Lob in den höchsten Tönen
In der heutigen Ausgabe der Witzenhäuser Sonntagszeit wird berichtet, dass die Firma SCA Packaging (Papierfabrik) in Witzenhausen ihr 28 Jahre altes Gaskraftwerk durch ein Trockenstabilat-Verbrennungskraftwerk ergänzen (das Gaskraftwerk soll weiter zur Verfügung stehen um bei Ausfallzeiten der Stabilat-Verbrennung eingesetzt werden zu können) will. Das Vorhaben wird in den höchsten Tönen gelobt.
So soll
- durch die Umstellung eine deutlich Reduzierung bei der Kohlendioxiderzeugung erreicht werden,
- es ein positives Signal in schlechten wirtschaftlichen Zeiten sein,
- es sich positiv auf die Stabilität der Müllgebühren auswirken,
- es einen Weiterbetrieb der kreiseigenen Mülldeponie durch Anlieferung der Asche ermöglichen.

Trockenstabilathersteller in der Krise
Trockenstabilat wird aus Restmüll hergestellt. Ab 2005 soll der Restmüll des Werra-Meißner-Kreises in einer noch zu errichtenden Trockenstabilatanlage der Fa. Herhof in Mecklar, Kreis Hersfeld-Rotenburg, verarbeitet werden. Dazu wurde zwischen der Firma Herhof und dem Werra-Meißner-Kreis ein Vertrag über 20 Jahre abgeschlossen. Doch die Firma Herhof steckt in einer großen Krise, endgültig ausgelöst durch den Rückzug der Eon/EAM aus zwei Projekten bei Koblenz und Osnabrück.
Eins der Probleme war es bisher, Abnehmer für das Trockenstabilat nachzuweisen.
Das Vorhaben der SCA würde dieses Problem beseitigen.

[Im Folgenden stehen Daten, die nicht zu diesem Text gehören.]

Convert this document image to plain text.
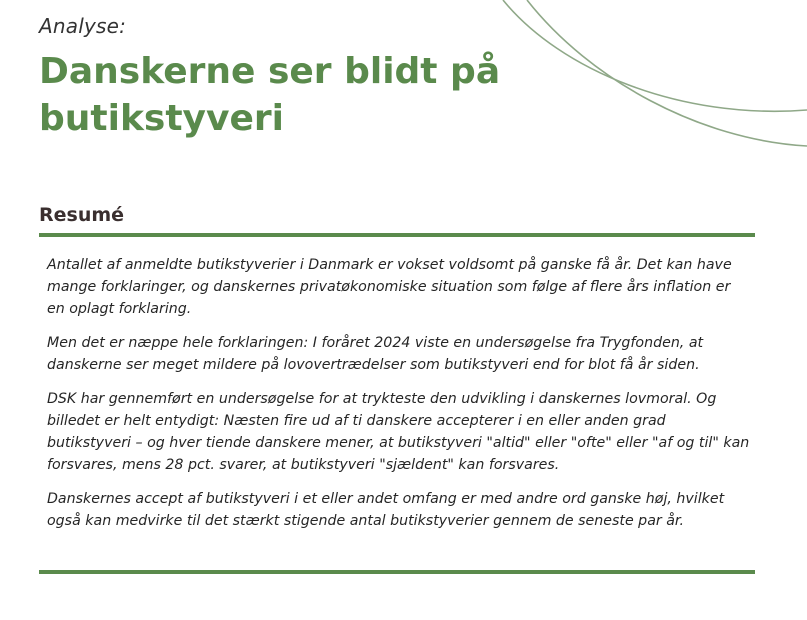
Analyse:
Danskerne ser blidt på butikstyveri
Resumé

Antallet af anmeldte butikstyverier i Danmark er vokset voldsomt på ganske få år. Det kan have mange forklaringer, og danskernes privatøkonomiske situation som følge af flere års inflation er en oplagt forklaring.

Men det er næppe hele forklaringen: I foråret 2024 viste en undersøgelse fra Trygfonden, at danskerne ser meget mildere på lovovertrædelser som butikstyveri end for blot få år siden.

DSK har gennemført en undersøgelse for at trykteste den udvikling i danskernes lovmoral. Og billedet er helt entydigt: Næsten fire ud af ti danskere accepterer i en eller anden grad butikstyveri – og hver tiende danskere mener, at butikstyveri "altid" eller "ofte" eller "af og til" kan forsvares, mens 28 pct. svarer, at butikstyveri "sjældent" kan forsvares.

Danskernes accept af butikstyveri i et eller andet omfang er med andre ord ganske høj, hvilket også kan medvirke til det stærkt stigende antal butikstyverier gennem de seneste par år.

Günstige Konditionen für die Papierfabrik
Die SCA ist schon länger Vertragspartner des Werra-Meißner-Kreises und des Abfallzweckverbandes. Für einen Tonnenpreis von rund
50 EURO bringt sie große Mengen Spuckstoffe als Abdeckmaterial auf die Kreismülldeponie. Der Tonnenpreis für Restmüll beträgt rund 200 EURO! Das im Kreis eingesammelte Altpapier kauft sie auf. Die Bürgerinitiative "Bürger für eine leistungsgerechte Müllgebühr vermutet, dass der Erlös für das Altpappier weit unter dem üblichen Marktpreis liegt.

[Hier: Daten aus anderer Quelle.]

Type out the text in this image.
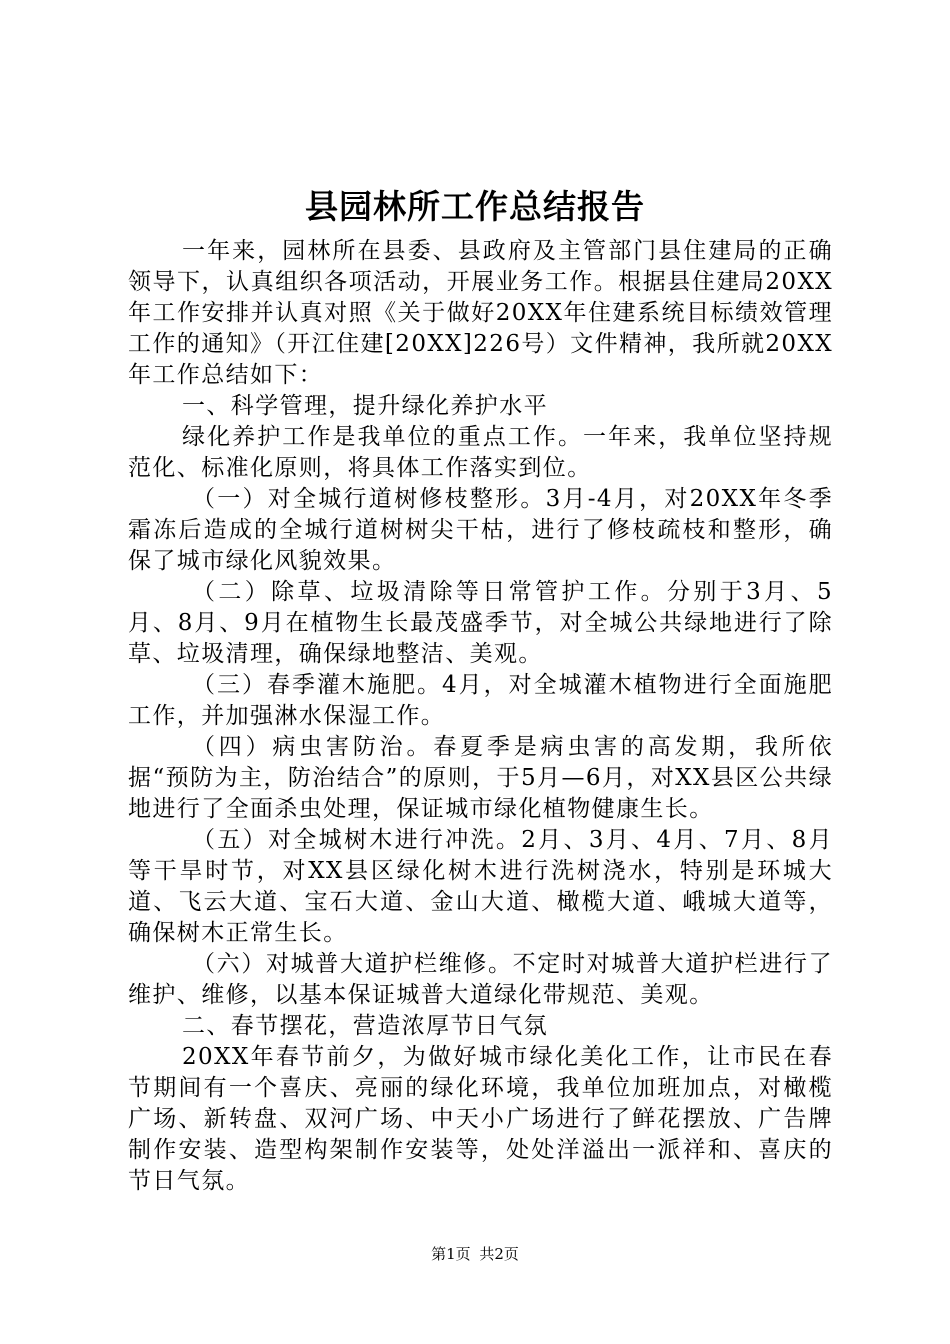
县园林所工作总结报告

一年来，园林所在县委、县政府及主管部门县住建局的正确领导下，认真组织各项活动，开展业务工作。根据县住建局20XX年工作安排并认真对照《关于做好20XX年住建系统目标绩效管理工作的通知》（开江住建[20XX]226号）文件精神，我所就20XX年工作总结如下：

一、科学管理，提升绿化养护水平

绿化养护工作是我单位的重点工作。一年来，我单位坚持规范化、标准化原则，将具体工作落实到位。

（一）对全城行道树修枝整形。3月-4月，对20XX年冬季霜冻后造成的全城行道树树尖干枯，进行了修枝疏枝和整形，确保了城市绿化风貌效果。

（二）除草、垃圾清除等日常管护工作。分别于3月、5月、8月、9月在植物生长最茂盛季节，对全城公共绿地进行了除草、垃圾清理，确保绿地整洁、美观。

（三）春季灌木施肥。4月，对全城灌木植物进行全面施肥工作，并加强淋水保湿工作。

（四）病虫害防治。春夏季是病虫害的高发期，我所依据“预防为主，防治结合”的原则，于5月—6月，对XX县区公共绿地进行了全面杀虫处理，保证城市绿化植物健康生长。

（五）对全城树木进行冲洗。2月、3月、4月、7月、8月等干旱时节，对XX县区绿化树木进行洗树浇水，特别是环城大道、飞云大道、宝石大道、金山大道、橄榄大道、峨城大道等，确保树木正常生长。

（六）对城普大道护栏维修。不定时对城普大道护栏进行了维护、维修，以基本保证城普大道绿化带规范、美观。

二、春节摆花，营造浓厚节日气氛

20XX年春节前夕，为做好城市绿化美化工作，让市民在春节期间有一个喜庆、亮丽的绿化环境，我单位加班加点，对橄榄广场、新转盘、双河广场、中天小广场进行了鲜花摆放、广告牌制作安装、造型构架制作安装等，处处洋溢出一派祥和、喜庆的节日气氛。

第1页 共2页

Auch der Müllpolitik aus einer misslichen Situation geholfen
Und nun will die SCA das Müllgeschäft durch den Bau einer Verbrennungsanlage für Stabilat, für dass sich bisher kaum Abnehmer gefunden haben, erweitern. Werden ihr dabei wieder günstige Konditionen eingeräumt, damit sich die Sache für SCA überhaupt wirtschaftlich verantworten lässt?
Schließlich hilft die SCA der Müllpolitik des Kreises auch aus einer misslichen Situation. Wo solte der Restmüll ab 2005 hin, wenn Herhof pleite ginge?
So marode kann das Gaskraftwerk noch gar nicht sein, wenn es weiter Einsatzbereit gehalten werden soll.

Zahlzwang
Eins steht fest: Der Müllgebührenzahler hat durch den Anschluss- und Benutzerzwang keine Wahlmöglichkeit, er muss die Müllentsorgung, ob sie günstig ist oder nicht, in Anspruch nehmen und bezahlen.